From the lush emerald hills of Ireland to the gritty steel plants of Ukraine, Europe faces multiplying economic headaches.
Perhaps a longtime European Union member such as Greece or Spain will default on its sovereign debt. Or one or more of the heavily indebted ex-communist states in Eastern Europe will capsize and require a costly rescue.
Either way, an economic crisis that Europeans once regarded as fundamentally American in origin and consequence is testing the continent's resilience. So far, the results are not reassuring. Germany, Europe's economic engine, ardently resists talk of a bailout for either old or new Europeans, fearing it will inevitably get stuck with the tab. A top EU official, meanwhile, unsuccessfully seeks to calm fears that some countries will be left to fail, by insisting there is a rescue plan but that its details are secret.
"Europe doesn't have the institutional capacity to deal with the situation — either Ireland within the eurozone or Hungary outside it," says Marc Chandler, senior vice president for currency strategy at Brown Bros. Harriman.
The U.S. Treasury has drawn fire for its handling of the increasingly costly bailouts of banks, insurers and automakers in this country. But imagine what the economy would look like if there were no Treasury to do the bailing — no marble building adjoining the White House; no bronze statue of Albert Gallatin, the longest-serving Treasury chief, out front; nothing.
That's why Europe is flailing amid a worsening recession, talk of sovereign defaults and quaking banks. A decade after the launch of a single currency, the euro, the European Union has a central bank but no federal financial policy organ. Where the U.S. has Gallatin's descendent, Treasury Secretary Timothy Geithner, Europe has 27 national finance ministers.
Worries for USA
The consequences of Europe's incomplete union ultimately could boomerang on American banks and companies. Simon Johnson, former chief economist for the International Monetary Fund, calls Europe's financial woes "a dagger pointed at the heart of major U.S. banks." Links among major global banks mean that massive losses by European institutions, which loaned massive amounts to Eastern borrowers, could ripple onto already weakened U.S. behemoths, Johnson says.
"They're all interconnected. … If the Europeans have a problem in the banking system, it will come through to American banks," he says.
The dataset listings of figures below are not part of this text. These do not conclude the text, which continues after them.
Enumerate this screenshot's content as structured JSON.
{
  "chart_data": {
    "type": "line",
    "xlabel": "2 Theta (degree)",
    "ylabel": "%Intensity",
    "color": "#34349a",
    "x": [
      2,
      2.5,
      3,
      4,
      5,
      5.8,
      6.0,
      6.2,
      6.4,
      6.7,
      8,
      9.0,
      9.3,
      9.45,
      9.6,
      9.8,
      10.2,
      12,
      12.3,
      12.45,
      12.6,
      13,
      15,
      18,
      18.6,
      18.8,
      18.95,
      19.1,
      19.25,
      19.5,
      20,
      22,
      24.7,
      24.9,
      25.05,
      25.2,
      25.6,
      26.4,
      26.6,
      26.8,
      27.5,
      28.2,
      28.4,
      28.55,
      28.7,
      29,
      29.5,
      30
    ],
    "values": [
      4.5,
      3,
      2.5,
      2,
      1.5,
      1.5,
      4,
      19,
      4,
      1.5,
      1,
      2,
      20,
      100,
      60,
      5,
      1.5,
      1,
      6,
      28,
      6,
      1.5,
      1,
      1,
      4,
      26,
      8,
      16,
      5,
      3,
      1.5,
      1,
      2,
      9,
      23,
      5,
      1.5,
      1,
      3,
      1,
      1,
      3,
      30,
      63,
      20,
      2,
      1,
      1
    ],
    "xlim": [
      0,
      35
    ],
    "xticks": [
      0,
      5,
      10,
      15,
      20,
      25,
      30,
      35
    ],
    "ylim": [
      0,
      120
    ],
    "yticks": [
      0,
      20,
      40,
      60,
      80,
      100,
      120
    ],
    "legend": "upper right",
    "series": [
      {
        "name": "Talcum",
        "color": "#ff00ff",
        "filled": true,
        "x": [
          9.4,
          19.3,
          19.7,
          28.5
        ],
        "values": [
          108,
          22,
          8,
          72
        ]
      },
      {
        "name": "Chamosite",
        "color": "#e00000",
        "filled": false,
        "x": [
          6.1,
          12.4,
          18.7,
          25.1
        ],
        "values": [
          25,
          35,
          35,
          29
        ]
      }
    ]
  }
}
As eurozone economies contract, European customers are buying fewer American products. Intel's fourth-quarter sales in Europe fell 27% from the fourth quarter in 2007, to $1.6 billion. Overall, U.S. exports to Germany in December of $3.8 billion were down 5.6% from the same month in 2007. And trade flows have only shrunk since then.
In recent years, the European Union expanded to include former Warsaw Pact states such as Poland, Hungary and the Czech Republic, and laid plans for those new members to adopt the euro. Lenders from Western Europe and borrowers in the ex-communist East both assumed the road to the euro would be smooth. Eastern countries embarked on borrowing sprees in a rush to match the living standards of their Western cousins. Soon, the Baltic nations and countries such as Hungary and Romania were running chronically large current-account deficits.